Ya, Tuhan! Lius hanya bisa memekik dalam hati. Sungguhkah itu dirimu, Lee? Berkali-kali Lius harus memastikan jika sosok itu Lee, tapi, mungkin ia sedang kerasukan jin baik hati sekarang. Tidak biasanya ia bersikap seperti ini. Jangan-jangan ia punya maksud tersembunyi di balik ini semua.
"Aku mau ayam goreng dan perkedel kentang," ucap Danisa setelah menentukan pilihannya.
"Aku juga!" Lius menyahut dengan sigap.
"Baiklah," sahut Lee kalem. Menahan gejolak di dalam dadanya yang siap meledak detik itu juga. Kalau saja tidak ada gadis itu, ia pasti sudah menghajar si sialan, Lius! "aku pergi dulu, kalian tunggu sebentar," pamit Lee. Ia mulai menapakkan kakinya di atas lantai dan melangkah ke pintu cafe.

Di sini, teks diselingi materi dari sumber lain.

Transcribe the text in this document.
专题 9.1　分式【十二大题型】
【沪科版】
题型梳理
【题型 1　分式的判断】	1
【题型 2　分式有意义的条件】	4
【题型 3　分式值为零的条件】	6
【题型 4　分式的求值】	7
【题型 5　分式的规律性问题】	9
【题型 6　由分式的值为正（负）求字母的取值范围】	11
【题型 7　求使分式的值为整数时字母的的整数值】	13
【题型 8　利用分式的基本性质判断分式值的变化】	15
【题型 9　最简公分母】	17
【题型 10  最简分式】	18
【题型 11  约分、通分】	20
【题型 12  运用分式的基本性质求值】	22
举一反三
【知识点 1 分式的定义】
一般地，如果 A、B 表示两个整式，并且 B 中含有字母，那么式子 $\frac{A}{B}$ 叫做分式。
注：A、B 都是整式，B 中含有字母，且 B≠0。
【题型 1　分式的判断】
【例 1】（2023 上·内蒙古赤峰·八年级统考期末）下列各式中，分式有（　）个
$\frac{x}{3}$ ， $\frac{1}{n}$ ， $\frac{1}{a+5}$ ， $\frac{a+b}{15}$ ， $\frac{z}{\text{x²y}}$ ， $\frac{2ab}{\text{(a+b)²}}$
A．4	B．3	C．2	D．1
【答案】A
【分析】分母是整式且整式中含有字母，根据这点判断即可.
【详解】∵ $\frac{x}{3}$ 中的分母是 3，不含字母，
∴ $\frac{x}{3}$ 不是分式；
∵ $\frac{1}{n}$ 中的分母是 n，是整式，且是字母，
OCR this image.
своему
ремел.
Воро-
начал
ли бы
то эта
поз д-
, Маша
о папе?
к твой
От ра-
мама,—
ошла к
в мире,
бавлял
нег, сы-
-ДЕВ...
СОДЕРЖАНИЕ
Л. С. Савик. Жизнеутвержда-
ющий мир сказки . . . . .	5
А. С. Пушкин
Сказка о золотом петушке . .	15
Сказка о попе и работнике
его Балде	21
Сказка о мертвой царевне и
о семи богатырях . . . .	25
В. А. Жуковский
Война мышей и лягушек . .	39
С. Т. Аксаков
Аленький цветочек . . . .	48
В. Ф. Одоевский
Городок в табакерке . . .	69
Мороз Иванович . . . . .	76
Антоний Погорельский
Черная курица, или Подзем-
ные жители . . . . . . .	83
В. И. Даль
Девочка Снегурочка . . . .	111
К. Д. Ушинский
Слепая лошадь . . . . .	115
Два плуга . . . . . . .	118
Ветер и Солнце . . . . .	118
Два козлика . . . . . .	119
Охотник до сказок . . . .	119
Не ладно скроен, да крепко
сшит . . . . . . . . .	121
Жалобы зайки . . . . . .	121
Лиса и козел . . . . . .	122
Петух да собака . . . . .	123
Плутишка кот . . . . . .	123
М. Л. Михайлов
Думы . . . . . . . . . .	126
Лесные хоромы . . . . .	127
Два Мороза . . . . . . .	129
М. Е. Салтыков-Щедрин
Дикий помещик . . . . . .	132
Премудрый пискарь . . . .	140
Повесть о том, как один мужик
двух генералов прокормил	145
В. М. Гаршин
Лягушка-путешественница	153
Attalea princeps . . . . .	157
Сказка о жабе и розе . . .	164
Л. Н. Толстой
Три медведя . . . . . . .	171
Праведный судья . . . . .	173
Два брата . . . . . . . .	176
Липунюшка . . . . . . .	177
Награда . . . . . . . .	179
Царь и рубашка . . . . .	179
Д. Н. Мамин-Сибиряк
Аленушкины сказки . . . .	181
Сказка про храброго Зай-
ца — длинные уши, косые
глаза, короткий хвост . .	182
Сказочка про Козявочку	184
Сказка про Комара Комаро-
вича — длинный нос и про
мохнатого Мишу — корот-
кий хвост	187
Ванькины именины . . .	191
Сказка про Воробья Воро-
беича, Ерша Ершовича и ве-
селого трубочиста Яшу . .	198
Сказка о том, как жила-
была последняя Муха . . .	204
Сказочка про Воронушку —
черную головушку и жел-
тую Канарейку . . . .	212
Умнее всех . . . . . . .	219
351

Danisa masih tak mengerti dengan sikap Lee. Benarkah cowok itu memiliki hati yang baik di balik sikap arogannya? Tapi, kenapa ada sesuatu yang aneh dari sikap Lee dan Danisa belum menemukannya? Apa Lee ikhlas menraktir Lius dan dirinya? Jangan-jangan Lius yang memaksa Lee...
"Ada pelanggan, tuh."
Danisa terkesiap mendengar pemberitahuan Lius. Segala pemikirannya tentang Lee menguap tak berbekas. Pelanggan sedang menunggunya!